History

History Studies are accessed in the History Room and are open to students from Class 3 onwards. The timetable allows plenty of opportunities to follow and develop personal areas of interest, as well as the study of discrete, taught units of study, some of which can lead to an exam course*. Whatever the circumstance, the major focus of any study is always based around engagement in questioning and discussion, as well as developing skills of recording ideas in a range of creative forms. This approach ensures that students have the experience of both the breadth and depth of the topics they meet and the time to enjoy and gain personal satisfaction from investigation and discovery.

When students arrive in Class 3 for the first time, they often ask to access information about British History. Some knowledge of British History helps to give them, as members of a culturally diverse community, a common grounding of a range of the significant themes in history that have helped to shape the United Kingdom. It also goes helps them to begin to understand events in the media and current affairs.
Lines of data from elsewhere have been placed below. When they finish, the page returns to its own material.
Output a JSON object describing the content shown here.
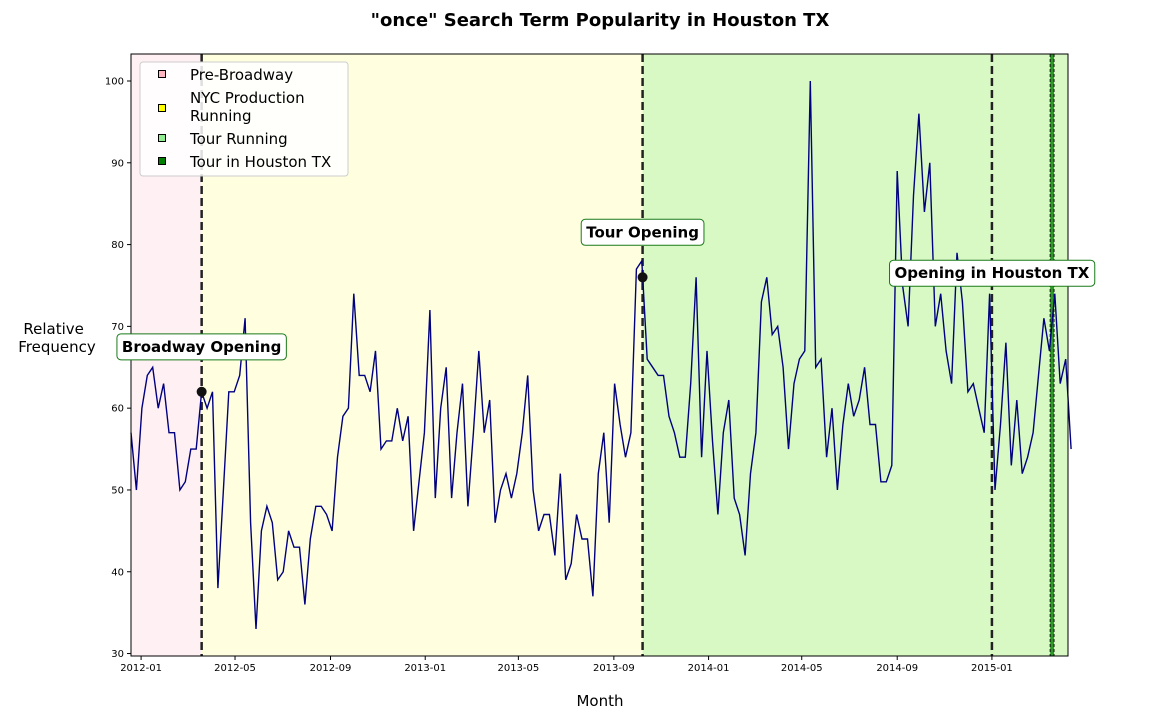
{
  "chart_data": {
    "type": "line",
    "title": "\"once\" Search Term Popularity in Houston TX",
    "xlabel": "Month",
    "ylabel": [
      "Relative",
      "Frequency"
    ],
    "x_range": [
      "2011-12-19",
      "2015-04-09"
    ],
    "ylim": [
      29.7,
      103.3
    ],
    "y_ticks": [
      30,
      40,
      50,
      60,
      70,
      80,
      90,
      100
    ],
    "x_ticks": [
      {
        "date": "2012-01-01",
        "label": "2012-01"
      },
      {
        "date": "2012-05-01",
        "label": "2012-05"
      },
      {
        "date": "2012-09-01",
        "label": "2012-09"
      },
      {
        "date": "2013-01-01",
        "label": "2013-01"
      },
      {
        "date": "2013-05-01",
        "label": "2013-05"
      },
      {
        "date": "2013-09-01",
        "label": "2013-09"
      },
      {
        "date": "2014-01-01",
        "label": "2014-01"
      },
      {
        "date": "2014-05-01",
        "label": "2014-05"
      },
      {
        "date": "2014-09-01",
        "label": "2014-09"
      },
      {
        "date": "2015-01-01",
        "label": "2015-01"
      }
    ],
    "grid": false,
    "legend_position": "top-left",
    "series": [
      {
        "color": "#000080",
        "start_date": "2011-12-19",
        "interval_days": 7,
        "values": [
          57,
          50,
          60,
          64,
          65,
          60,
          63,
          57,
          57,
          50,
          51,
          55,
          55,
          62,
          60,
          62,
          38,
          50,
          62,
          62,
          64,
          71,
          46,
          33,
          45,
          48,
          46,
          39,
          40,
          45,
          43,
          43,
          36,
          44,
          48,
          48,
          47,
          45,
          54,
          59,
          60,
          74,
          64,
          64,
          62,
          67,
          55,
          56,
          56,
          60,
          56,
          59,
          45,
          51,
          57,
          72,
          49,
          60,
          65,
          49,
          57,
          63,
          48,
          57,
          67,
          57,
          61,
          46,
          50,
          52,
          49,
          52,
          57,
          64,
          50,
          45,
          47,
          47,
          42,
          52,
          39,
          41,
          47,
          44,
          44,
          37,
          52,
          57,
          46,
          63,
          58,
          54,
          57,
          77,
          78,
          66,
          65,
          64,
          64,
          59,
          57,
          54,
          54,
          63,
          76,
          54,
          67,
          56,
          47,
          57,
          61,
          49,
          47,
          42,
          52,
          57,
          73,
          76,
          69,
          70,
          65,
          55,
          63,
          66,
          67,
          100,
          65,
          66,
          54,
          60,
          50,
          58,
          63,
          59,
          61,
          65,
          58,
          58,
          51,
          51,
          53,
          89,
          75,
          70,
          86,
          96,
          84,
          90,
          70,
          74,
          67,
          63,
          79,
          73,
          62,
          63,
          60,
          57,
          74,
          50,
          58,
          68,
          53,
          61,
          52,
          54,
          57,
          64,
          71,
          67,
          74,
          63,
          66,
          55
        ]
      }
    ],
    "periods": [
      {
        "label": "Pre-Broadway",
        "start": "2011-12-19",
        "end": "2012-03-19",
        "color": "#ffb6c1",
        "opacity": 0.2
      },
      {
        "label": "NYC Production Running",
        "start": "2012-03-19",
        "end": "2015-04-09",
        "color": "#ffff00",
        "opacity": 0.12
      },
      {
        "label": "Tour Running",
        "start": "2013-10-08",
        "end": "2015-04-09",
        "color": "#90ee90",
        "opacity": 0.35
      },
      {
        "label": "Tour in Houston TX",
        "start": "2015-03-17",
        "end": "2015-03-22",
        "color": "#008000",
        "opacity": 0.8
      }
    ],
    "legend": [
      {
        "label": "Pre-Broadway",
        "color": "#ffb6c1"
      },
      {
        "label": [
          "NYC Production",
          "Running"
        ],
        "color": "#ffff00"
      },
      {
        "label": "Tour Running",
        "color": "#90ee90"
      },
      {
        "label": "Tour in Houston TX",
        "color": "#008000"
      }
    ],
    "events": [
      {
        "date": "2012-03-19",
        "y": 62,
        "label": "Broadway Opening",
        "marker": true,
        "label_y": 67.5
      },
      {
        "date": "2013-10-08",
        "y": 76,
        "label": "Tour Opening",
        "marker": true,
        "label_y": 81.5
      },
      {
        "date": "2015-01-01",
        "y": 72,
        "label": "Opening in Houston TX",
        "marker": false,
        "label_y": 76.5
      }
    ],
    "colors": {
      "line": "#000080",
      "event_line": "#222222",
      "annotation_border": "#1a7a1a",
      "marker": "#111111"
    }
  }
}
There is however scope and time available to study a much wider range of topics. Opportunities to investigate the ‘seeds of an idea’ are always welcomed, as are opportunities to discuss and challenge ‘big statements’, which may be considered by some as fact rather than opinion. The learning journey is a shared process, the pace of which is determined by all those engaged and lengthened or shortened based on levels of interest and enjoyment. In recent years individual topics as diverse as: ‘The History of Namibia’, ‘Weaponry in World War 1’, ‘The Bloomsbury Set’, ‘Mayan Structures’ and ‘Who killed Lord Darnley, the second husband of Mary Queen of Scots?’. (Some of these lessons would be referred to as Individual Studies on the school timetable.)

The History Room is a bright, well-resourced learning environment. Displays of different historical topics and examples of student’s work change regularly to stimulate interest and generate questions.